Send Us Your Marketing Plan

I've been doing food recipes on Wednesdays, which has been a lot of fun, especially watching my wife roll her eyes at the dinner table because I have to stop and take pictures.

Pictures are important for good marketing.

People like to buy things that have, or are in, pretty pictures.

The reason I'm not doing a bit on food today is that I don't have any pictures.

I sorta forgot.

That, and the pictures I have taken all look a little weird, and sorta gross. The reason for that is I'm not a photographer.

I get lucky sometimes. I've studied it a little bit. I'm pretty good with angles and focus, though my supporters have mentioned that I tilt things too much. But, on the whole, I'm not a photographer.

Especially not a food photographer.

That's like a really really special skill.

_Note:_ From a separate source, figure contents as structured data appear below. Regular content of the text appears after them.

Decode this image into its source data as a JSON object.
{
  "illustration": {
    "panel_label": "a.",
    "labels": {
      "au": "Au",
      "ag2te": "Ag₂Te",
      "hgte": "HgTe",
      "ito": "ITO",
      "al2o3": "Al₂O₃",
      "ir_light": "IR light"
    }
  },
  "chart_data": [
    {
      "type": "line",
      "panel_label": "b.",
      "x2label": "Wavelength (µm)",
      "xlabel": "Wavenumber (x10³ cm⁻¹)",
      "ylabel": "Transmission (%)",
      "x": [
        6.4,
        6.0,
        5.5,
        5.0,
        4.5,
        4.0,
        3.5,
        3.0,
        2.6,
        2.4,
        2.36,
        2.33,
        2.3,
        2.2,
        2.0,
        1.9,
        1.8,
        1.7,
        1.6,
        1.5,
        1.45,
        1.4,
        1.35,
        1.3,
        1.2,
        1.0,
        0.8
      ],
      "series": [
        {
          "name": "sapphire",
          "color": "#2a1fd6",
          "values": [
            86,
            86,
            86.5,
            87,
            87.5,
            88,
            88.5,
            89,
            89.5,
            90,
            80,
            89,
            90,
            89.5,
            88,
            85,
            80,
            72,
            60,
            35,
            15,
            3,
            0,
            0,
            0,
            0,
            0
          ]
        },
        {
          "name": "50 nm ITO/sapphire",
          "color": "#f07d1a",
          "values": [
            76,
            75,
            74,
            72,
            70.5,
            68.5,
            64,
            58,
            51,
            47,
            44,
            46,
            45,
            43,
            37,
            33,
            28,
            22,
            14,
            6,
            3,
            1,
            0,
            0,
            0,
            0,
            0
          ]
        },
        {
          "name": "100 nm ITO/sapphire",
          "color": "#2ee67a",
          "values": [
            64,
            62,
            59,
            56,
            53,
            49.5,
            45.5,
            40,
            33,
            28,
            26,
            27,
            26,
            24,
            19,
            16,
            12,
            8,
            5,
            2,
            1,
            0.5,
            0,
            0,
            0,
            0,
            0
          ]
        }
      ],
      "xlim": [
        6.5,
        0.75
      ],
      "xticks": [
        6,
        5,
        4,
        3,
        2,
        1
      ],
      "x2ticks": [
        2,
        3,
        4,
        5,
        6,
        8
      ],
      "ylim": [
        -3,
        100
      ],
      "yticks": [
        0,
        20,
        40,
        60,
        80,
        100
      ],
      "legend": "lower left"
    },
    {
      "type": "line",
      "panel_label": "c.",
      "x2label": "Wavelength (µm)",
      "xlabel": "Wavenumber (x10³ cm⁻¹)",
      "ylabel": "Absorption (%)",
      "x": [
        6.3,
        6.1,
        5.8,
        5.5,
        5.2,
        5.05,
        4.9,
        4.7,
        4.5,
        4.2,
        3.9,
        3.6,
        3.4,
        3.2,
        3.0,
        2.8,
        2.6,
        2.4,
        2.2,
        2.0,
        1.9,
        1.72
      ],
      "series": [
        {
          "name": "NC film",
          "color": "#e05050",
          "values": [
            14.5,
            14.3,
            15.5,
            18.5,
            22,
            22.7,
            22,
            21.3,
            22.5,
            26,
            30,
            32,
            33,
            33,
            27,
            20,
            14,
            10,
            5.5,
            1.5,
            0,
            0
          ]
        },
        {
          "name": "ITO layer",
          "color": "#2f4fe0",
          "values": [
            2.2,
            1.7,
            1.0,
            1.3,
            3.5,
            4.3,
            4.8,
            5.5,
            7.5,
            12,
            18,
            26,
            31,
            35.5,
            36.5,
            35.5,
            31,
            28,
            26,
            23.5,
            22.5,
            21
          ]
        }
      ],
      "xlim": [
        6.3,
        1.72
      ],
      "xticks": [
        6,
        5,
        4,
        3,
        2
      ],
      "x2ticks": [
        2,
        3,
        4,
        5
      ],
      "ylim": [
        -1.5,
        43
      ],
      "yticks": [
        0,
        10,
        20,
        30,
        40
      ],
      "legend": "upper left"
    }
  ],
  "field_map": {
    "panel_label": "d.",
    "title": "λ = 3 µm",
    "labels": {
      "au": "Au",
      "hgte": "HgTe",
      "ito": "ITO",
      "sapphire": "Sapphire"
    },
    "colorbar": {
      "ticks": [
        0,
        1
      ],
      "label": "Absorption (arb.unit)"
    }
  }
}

You need good lighting, and good plating, and your hand needs to not shake because you're so effing hungry.

That happens to me a lot by dinner time. I'm hungry and my hands shake.

So without a clear topic for today, I decided to skip the blogging portion of my day and go right to the 'work' part. The 'work' part consists of answering emails, checking stats, and scouring the world wide web for writing and music opportunities. It doesn't sound like work, but it's the part of the day that I hate the most, so I call it 'work.'

For an hour or so I sifted through pages and pages of small publishers and literary agents looking for the kind of people that might find me amusing, and I noticed a general theme.

Of course all submissions require a bio, a synopsis, and the understanding that I probably won't ever hear back from them, and if I do, it won't be until 2017, but then there's always that final box in the submission guidelines:

"Send Us your Marketing Plan"

Which . . . and I know this sounds naive . . . seems a little weird to me.

Cause I don't have a marketing plan.

Cause . . . and get this . . . I am neither a publisher . . . nor a literary agent.

You know . . . the kind of people who have marketing plans.

Same goes for music too.

Except instead of a marketing plan, they say "What's Your Draw?"

It's not limited to the arts either. As the retail manager for a mid-sized company I used to get asked about my marketing plan a lot.

Like a lot a lot.

This was a company with an entire marketing department . . . and still they came to me for my input.

At first I was flattered. Of course they want my marketing plan! I am the master of the universe, an all knowing all powerful being. And then twice a month, the other masters of the universe and I would gather together to share our insights and successes and challenge each other to do better next time. Everyone came with new ideas and all their new ideas were great!

And when they weren't great, we cheated the statistics to make our great ideas look at least palatable.

And the new ideas got old.

So we added new masters of the universe to come with their new marketing plans. Except it didn't take long for us to all realize that the new marketing plans, were in fact, just the old marketing plans with renewed enthusiasm.

Renewed enthusiasm is the name of the game. It's like Monopoly or the novels of Tolstoy. You'd like to think there is a grand plan, but it will never really end and it's past your bedtime. Pick it up again tomorrow.

So maybe I'm not the Master of the Universe. I could swing a sword like Heman, but I'll never get away with a pageboy hair cut.

If I have a dream, it's not to become rich, or famous, or even critically acclaimed.

(None of that would hurt, of course)

But to get to a point in my life where no one is going to ask for my marketing plans, would be awful peachy.

Not sure if it's possible, not in this line of work anyway, but it's a good dream.